Один за другим он создает целую серию блистательных рассказов — «Третий класс», «Темир-Аксак-Хан», «Ночь отречения», «Безумный художник», «Косцы», «Полуночная зарница», «Преображение», потрясающий трагическим накалом во многом автобиографический рассказ о бегстве из Одессы — «Конец».
Примечательная деталь — все это Бунин написал в Париже. Такого уже никогда не повторится — «городок на речке Сене» никогда больше не вызовет в бунинской душе вдохновения. Все то блистательное, что знаем мы, он создаст в Грасе — небольшом «парфюмерном» местечке, где на потребу фабрикантов духов благоухали цветочные плантации, — это в двадцати семи километрах от Средиземного моря, поблизости от Ниццы и Канн.
Но Висбаден тоже отмечен золотой строчкой в творчестве Ивана Алексеевича. 15 августа отпраздновали день рождения Мережковского — накануне ему исполнилось пятьдесят пять лет. Дмитрий Сергеевич вновь предложил гостям игристое местного разлива дорогое вино и тему для беседы — о причинах ранней смерти Блока.
Вернувшись домой, Бунин занес на бумагу стихотворение «Русская сказка»:
Страшная новость дошла до Ивана Алексеевича лишь 20 декабря. Развернув какую-то газету, прочитал запоздалый некролог: «В Москве скончался известный в прошлом общественный деятель и журналист Юлий Алексеевич Бунин…»

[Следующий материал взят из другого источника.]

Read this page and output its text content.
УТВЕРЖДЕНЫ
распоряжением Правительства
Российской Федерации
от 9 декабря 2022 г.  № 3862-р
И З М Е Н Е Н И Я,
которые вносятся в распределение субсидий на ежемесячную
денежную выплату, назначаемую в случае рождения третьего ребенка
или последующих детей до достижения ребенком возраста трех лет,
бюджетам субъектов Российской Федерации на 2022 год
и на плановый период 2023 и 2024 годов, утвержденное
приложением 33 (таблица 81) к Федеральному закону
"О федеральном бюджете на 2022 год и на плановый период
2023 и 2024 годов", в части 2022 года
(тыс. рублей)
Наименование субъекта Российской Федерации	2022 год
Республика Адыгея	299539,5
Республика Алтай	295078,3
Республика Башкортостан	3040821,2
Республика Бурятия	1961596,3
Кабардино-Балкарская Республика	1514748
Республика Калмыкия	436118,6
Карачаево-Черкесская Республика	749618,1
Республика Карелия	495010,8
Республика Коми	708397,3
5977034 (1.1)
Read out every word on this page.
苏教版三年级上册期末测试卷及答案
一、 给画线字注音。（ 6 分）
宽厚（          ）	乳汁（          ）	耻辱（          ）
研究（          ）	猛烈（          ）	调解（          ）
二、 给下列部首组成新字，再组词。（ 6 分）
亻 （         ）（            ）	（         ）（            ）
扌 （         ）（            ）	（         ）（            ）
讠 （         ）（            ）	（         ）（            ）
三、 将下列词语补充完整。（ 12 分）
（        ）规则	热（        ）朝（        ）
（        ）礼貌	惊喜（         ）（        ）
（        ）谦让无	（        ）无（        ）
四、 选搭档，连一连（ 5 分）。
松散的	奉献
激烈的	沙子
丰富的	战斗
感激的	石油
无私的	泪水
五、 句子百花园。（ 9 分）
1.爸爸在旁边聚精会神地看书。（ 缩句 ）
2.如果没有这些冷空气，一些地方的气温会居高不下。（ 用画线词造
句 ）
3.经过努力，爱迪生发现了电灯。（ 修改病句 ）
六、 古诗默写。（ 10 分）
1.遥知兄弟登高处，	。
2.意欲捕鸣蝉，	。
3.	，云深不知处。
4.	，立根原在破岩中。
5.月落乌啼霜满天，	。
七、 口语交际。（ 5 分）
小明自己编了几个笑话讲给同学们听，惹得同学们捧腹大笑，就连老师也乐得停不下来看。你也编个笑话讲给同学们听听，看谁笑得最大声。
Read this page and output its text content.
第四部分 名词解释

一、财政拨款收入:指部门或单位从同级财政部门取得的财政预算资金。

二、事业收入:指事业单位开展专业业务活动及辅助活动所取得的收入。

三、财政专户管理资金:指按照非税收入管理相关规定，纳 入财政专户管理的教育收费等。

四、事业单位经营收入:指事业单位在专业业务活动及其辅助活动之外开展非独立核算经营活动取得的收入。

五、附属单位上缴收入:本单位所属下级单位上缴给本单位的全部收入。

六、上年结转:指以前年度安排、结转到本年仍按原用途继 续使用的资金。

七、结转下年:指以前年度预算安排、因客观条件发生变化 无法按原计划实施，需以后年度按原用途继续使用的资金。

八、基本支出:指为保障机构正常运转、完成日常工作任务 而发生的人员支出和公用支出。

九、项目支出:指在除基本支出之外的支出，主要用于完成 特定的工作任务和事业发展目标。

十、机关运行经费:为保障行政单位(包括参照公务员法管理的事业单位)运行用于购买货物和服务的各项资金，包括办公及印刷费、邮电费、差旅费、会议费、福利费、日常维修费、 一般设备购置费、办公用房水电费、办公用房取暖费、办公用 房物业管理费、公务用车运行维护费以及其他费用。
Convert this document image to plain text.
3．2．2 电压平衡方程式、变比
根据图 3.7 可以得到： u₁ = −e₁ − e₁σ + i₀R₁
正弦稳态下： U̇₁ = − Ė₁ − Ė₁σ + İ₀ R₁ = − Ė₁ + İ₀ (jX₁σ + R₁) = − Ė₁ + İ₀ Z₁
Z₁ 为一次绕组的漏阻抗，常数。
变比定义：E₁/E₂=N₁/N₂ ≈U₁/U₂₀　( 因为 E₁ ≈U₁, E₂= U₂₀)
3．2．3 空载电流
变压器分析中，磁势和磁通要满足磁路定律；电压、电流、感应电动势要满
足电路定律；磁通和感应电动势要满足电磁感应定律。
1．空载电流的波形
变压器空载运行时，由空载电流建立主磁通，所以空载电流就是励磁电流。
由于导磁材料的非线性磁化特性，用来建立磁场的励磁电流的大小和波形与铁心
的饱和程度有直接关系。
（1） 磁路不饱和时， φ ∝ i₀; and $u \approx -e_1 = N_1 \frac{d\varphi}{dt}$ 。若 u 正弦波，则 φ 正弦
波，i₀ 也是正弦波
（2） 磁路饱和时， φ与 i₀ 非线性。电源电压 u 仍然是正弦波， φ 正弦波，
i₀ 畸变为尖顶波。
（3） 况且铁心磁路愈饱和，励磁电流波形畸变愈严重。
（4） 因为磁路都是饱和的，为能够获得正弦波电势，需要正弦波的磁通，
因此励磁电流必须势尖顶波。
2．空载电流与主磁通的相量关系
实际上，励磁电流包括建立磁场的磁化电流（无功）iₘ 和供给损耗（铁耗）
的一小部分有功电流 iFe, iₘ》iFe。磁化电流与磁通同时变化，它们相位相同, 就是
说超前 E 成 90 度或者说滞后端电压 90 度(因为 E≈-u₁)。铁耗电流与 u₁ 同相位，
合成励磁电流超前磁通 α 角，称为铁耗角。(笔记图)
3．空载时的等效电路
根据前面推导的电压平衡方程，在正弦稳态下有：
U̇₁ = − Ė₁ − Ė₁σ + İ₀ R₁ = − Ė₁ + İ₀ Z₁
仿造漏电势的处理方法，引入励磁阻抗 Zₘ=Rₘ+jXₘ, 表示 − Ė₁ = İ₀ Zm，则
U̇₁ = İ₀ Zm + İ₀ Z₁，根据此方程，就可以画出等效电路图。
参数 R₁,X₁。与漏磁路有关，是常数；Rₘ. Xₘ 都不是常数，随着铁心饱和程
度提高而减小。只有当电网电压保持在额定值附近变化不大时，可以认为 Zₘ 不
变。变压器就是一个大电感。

Первым об этом узнал Толстой — еще в августе, от него другие и, конечно, Вера Николаевна. Но молчали — берегли сердце Ивана Алексеевича.
Он запишет в дневник:
«Я не страдаю о Юлии так отчаянно и сильно, как следовало бы, может быть, потому, что не додумываю значения этой смерти, не могу, боюсь… Ужасающая мысль о нем часто как далекая, потрясающая молния… Да можно ли додумывать? Ведь это сказать себе уже совсем твердо: всему конец.
И весна, и соловьи, и Глотово — как все это далеко и навеки кончено! Если даже опять там буду, то какой это ужас! Могила всего прошлого! А первая весна с Юлием — Круглое, соловьи, вечера, прогулки по большой дороге! Первая зима с ним в Озерках, морозы, лунные ночи… Первые Святки… А впрочем — зачем я пишу все это? Чему это помогает? Все обман, обман».
Декабрьским вечером, когда роковая весть дошла до Бунина, он потерянным голосом сказал:
— Вот и вся моя жизнь кончилась! Я помнил его столько, сколько осознавал себя. Он знал меня как никто лучше — и все хорошее, и все плохое. Если я что-то писал, даже здесь, во Франции, я думал: вот прочтет Юлий, что он об этом подумает, что скажет? А теперь… Теперь все кончено.
Бунин говорил так, словно рядом никого не было и он не видел, что возле него стоит жена и глаза ее наполняются слезами. Он схватился за голову, застонал, надолго застыл недвижимым. Потом поднял голову и страшным тихим шепотом сказал:
— Я представляю, как он последний раз лег на постель, зябко укутался в одеяло, покашлял — он всегда так делал. И ведь он не знал, что последний раз ложится спать! С ним ушла вся моя прежняя жизнь, это так тяжело…
Бунин мог позволить себе быть сердитым или угнетенным, ласковым или равнодушным. Но Вера Николаевна себе такого позволить не могла никогда. Она всегда была ровна, тиха, в меру разговорчива. Как всякая русская женщина, она чувствовала ответственность за свою семью, за мир внутри ее, за то, чтобы мужу всегда было дома хорошо, уютно, сытно.
Попав в тяжелейшие условия эмигрантского бытия, она впервые столкнулась с тем страшным, что разъедает душу, как ржавчина металл, — с жестокой материальной нуждой.
Как ей, подобно тысячам других россиянок на чужбине, удавалось сводить концы с концами? Об этом ведает один Господь. Во всяком случае, Бунин всегда был сыт, имел чистую рубашку, отутюженный костюм, и — это главное! — в своем доме, как за крепостной стеной, он мог спрятаться от невзгод жизни. Дома ему всегда было хорошо.
Однажды, уже после Второй мировой войны, Ирина Одоевцева задала не совсем тактичный вопрос:
— Иван Алексеевич, а вы любите Веру Николаевну?
Бунин удивится:
— Любить Веру? Как это? Это все равно что любить свою руку или ногу…
Он сроднился с Верой и почти не замечал ее присутствия. Хотя той страсти, которую он испытал когда-то, в первые годы близости, давно не было.